Facebook puts 10,000 Blu-ray discs in low-power storage system

Blu-ray fits the bill for infrequently accessed data, Facebook said

Jay Parikh shows Facebook's Blu-ray storage system at Open Compute Project summit on Tuesday

Jay Parikh shows Facebook's Blu-ray storage system at Open Compute Project summit on Tuesday

If you thought Netflix and iTunes would make optical discs a thing of the past, think again.

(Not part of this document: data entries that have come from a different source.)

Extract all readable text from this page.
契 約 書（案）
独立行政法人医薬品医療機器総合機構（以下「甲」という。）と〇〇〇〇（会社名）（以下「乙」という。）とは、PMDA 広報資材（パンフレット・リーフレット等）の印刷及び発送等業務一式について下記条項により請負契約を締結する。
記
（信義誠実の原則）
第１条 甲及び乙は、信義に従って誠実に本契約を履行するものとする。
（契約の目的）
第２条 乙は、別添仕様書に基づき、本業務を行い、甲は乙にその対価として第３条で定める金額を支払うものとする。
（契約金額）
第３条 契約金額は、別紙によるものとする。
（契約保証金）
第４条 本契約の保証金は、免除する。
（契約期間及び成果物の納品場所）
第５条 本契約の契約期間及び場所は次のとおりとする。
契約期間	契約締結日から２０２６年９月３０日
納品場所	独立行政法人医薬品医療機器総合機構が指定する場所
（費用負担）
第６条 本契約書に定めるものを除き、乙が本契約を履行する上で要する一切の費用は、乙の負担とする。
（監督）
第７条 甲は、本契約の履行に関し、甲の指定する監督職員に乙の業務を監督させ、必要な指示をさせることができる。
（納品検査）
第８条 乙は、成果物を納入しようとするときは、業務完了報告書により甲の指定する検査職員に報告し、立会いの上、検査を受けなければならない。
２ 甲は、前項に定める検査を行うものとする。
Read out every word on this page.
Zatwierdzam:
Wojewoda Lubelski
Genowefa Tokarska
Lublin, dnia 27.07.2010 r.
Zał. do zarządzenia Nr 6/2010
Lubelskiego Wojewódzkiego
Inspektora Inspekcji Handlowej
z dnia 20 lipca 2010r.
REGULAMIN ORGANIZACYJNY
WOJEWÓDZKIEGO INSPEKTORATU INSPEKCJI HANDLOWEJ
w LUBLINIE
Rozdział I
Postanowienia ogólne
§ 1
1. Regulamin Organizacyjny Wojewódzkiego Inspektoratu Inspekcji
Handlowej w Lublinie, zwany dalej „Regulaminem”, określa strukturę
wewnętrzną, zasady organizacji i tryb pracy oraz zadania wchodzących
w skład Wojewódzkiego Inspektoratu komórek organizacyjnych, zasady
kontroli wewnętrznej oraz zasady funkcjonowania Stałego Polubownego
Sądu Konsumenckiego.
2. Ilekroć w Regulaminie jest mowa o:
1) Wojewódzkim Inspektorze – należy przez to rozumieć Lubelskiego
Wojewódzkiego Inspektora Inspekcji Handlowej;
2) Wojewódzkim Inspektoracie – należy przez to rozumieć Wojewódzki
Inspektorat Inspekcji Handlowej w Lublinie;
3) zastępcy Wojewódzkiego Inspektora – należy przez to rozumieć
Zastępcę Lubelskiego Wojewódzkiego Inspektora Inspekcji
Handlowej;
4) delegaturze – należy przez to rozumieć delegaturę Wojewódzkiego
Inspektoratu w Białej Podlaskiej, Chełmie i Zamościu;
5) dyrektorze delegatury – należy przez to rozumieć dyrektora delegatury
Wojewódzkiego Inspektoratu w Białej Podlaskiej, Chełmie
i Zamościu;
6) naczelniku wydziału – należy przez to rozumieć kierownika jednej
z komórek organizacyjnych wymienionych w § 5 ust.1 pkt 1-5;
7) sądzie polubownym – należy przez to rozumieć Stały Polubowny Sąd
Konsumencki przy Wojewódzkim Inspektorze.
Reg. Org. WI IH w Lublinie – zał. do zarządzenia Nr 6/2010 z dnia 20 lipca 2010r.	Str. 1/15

Facebook has built a storage system from 10,000 Blu-ray discs that holds a petabyte of data and is highly energy-efficient.

Facebook said last year that it was exploring Blu-ray for its data-center storage needs, and on Tuesday it showed a prototype system at the Open Compute Project summit meeting in San Jose, California.

It designed the system to store data that hardly ever needs to be accessed, or for so-called "cold storage." That includes duplicates of its users' photos and videos that Facebook keeps for backup purposes, and which it essentially wants to file away and forget.

The Blu-ray system reduces costs by 50 percent and energy use by 80 percent compared with its current cold-storage system, which uses hard disk drives, said Jay Parikh, Facebook's vice president of infrastructure engineering, in a talk at the Open Compute summit.

The company expects to be able to increase the capacity of the system to five petabytes over time, he said.

Blu-ray discs are a good option for cold storage because they cost less to buy than hard disks and there's a lot of room for manufacturers to increase the storage density of Blu-ray, said Jason Taylor, Facebook's director of infrastructure, in an interview.

If the idea takes off, it might extend the life of the optical disc industry.

"We see this as a new area of demand for the technology," Taylor said.

The machine Facebook built is still a prototype, but it expects to start production tests later this year, he said.

Blu-ray is one option for Facebook's cold storage, but eventually it hopes to move to a low-power version of flash, Taylor said.

Parikh showed the system on stage at the Open Compute summit. Outside it looks like a plain server cabinet, about 7 feet tall, but inside there's all kinds of robotic wizardry to move the discs around.

The discs are stacked in piles, and a robotic picker can quickly select a disc from a pile and move it to one of 16 burners in the system, which write data to the discs.

Facebook is still deciding which parts of the design it will submit to Open Compute Project, Taylor said.

The social network set up the Open Compute Project about three years ago as a way for it to collaborate with peers to develop hardware that better suits their needs.

On Tuesday, several companies announced technologies they will contribute to the project, including Advanced Micro Devices, Seagate, Quanta and LSI. On Monday, Microsoft said it would contribute some of its cloud server designs.